Gradually his words became keen and vigorous. He reproached them with their disloyalty; he reminded them how dearly and bitterly they had bought the power of cohesion, and in brief, striking phrases he awakened the inspiriting rhythm of the Cause, that lay slumbering in every heart.

It was the old, beloved music, the well-known melody of the home and labor. Pelle sounded it with a new accent. Like all those that forsake their country, they had forgotten the voice of their mother--that was why they could not find their way home; but now she was calling them, calling them back to the old dream of a Land of Fortune! He could see it in their faces, and with a leap he was at them: ”Do you know of anything more infamous than to sell your mother-country? That is what you have done--before ever you set foot in it--you have sold it, with your brothers, your wives, and your children! You have foresworn your religion--your faith in the great Cause! You have disobeyed orders, and have sold yourselves for a miserable Judas-price and a keg of brandy!”
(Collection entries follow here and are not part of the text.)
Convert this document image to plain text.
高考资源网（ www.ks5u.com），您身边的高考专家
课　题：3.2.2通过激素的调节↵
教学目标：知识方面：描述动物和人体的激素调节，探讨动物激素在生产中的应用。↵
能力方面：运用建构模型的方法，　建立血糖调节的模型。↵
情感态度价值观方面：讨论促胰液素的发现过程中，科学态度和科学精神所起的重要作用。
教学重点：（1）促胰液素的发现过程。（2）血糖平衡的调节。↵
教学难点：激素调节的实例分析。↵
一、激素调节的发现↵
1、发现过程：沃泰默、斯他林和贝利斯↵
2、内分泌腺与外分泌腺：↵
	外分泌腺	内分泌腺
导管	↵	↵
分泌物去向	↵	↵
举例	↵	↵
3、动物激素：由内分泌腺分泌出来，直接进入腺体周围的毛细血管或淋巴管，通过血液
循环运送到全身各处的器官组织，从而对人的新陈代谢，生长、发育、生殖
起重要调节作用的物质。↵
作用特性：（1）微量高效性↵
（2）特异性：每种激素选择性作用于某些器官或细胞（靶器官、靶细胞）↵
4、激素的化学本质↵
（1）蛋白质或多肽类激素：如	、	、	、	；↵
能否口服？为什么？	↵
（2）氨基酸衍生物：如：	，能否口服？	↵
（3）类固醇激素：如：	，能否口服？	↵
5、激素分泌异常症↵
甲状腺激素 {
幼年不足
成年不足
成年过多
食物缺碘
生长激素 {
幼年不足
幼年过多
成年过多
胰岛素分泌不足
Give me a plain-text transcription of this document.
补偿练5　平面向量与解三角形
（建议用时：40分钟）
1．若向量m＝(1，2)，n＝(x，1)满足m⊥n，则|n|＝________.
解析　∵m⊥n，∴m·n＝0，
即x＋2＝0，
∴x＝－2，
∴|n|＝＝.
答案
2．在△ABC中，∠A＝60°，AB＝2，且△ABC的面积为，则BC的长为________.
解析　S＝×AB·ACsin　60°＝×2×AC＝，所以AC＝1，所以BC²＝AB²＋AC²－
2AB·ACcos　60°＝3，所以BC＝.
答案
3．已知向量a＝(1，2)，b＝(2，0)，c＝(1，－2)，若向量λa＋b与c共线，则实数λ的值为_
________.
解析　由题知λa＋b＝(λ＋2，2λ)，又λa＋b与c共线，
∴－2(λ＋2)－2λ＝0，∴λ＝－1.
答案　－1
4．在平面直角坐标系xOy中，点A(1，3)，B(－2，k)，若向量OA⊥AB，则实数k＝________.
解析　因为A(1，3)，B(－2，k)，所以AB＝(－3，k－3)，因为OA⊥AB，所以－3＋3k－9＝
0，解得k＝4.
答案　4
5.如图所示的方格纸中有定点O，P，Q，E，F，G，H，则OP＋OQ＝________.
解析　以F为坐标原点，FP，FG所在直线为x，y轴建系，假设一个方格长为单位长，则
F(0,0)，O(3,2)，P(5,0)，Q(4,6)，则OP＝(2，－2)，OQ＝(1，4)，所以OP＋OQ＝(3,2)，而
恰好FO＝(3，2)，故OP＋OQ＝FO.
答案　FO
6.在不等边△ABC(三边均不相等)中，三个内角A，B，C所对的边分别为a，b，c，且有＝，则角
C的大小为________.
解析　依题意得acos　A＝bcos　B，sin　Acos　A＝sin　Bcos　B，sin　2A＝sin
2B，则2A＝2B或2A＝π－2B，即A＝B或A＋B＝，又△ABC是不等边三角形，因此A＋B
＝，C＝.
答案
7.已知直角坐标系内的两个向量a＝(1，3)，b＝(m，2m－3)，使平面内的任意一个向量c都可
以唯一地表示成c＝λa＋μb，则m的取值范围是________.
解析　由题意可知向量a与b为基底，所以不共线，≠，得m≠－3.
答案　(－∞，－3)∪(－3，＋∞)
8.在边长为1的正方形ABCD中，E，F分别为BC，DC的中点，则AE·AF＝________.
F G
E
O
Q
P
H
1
He stood with his left hand on the big smith's shoulder, his right hand he clenched and held out toward them. In that hand he was holding them; he felt that so strongly that he did not dare to let it sink, but continued to hold it outstretched. A murmuring wave pa.s.sed through the ranks, reaching even to the foreign workers. They were infected by the emotion of the others, and followed the proceedings with tense attention, although they did not understand much of the language. At each sally they nodded and nudged one another, until now they stood there motionless, with expectant faces; they, too, were under the spell of his words. This was solidarity, the mighty, earth-encircling power!

Pelle recognized the look of wonder on their faces; a cold shudder ran up and down his spine. He held them all in his hand, and now the blow was to be struck before they had time to think matters over. Now!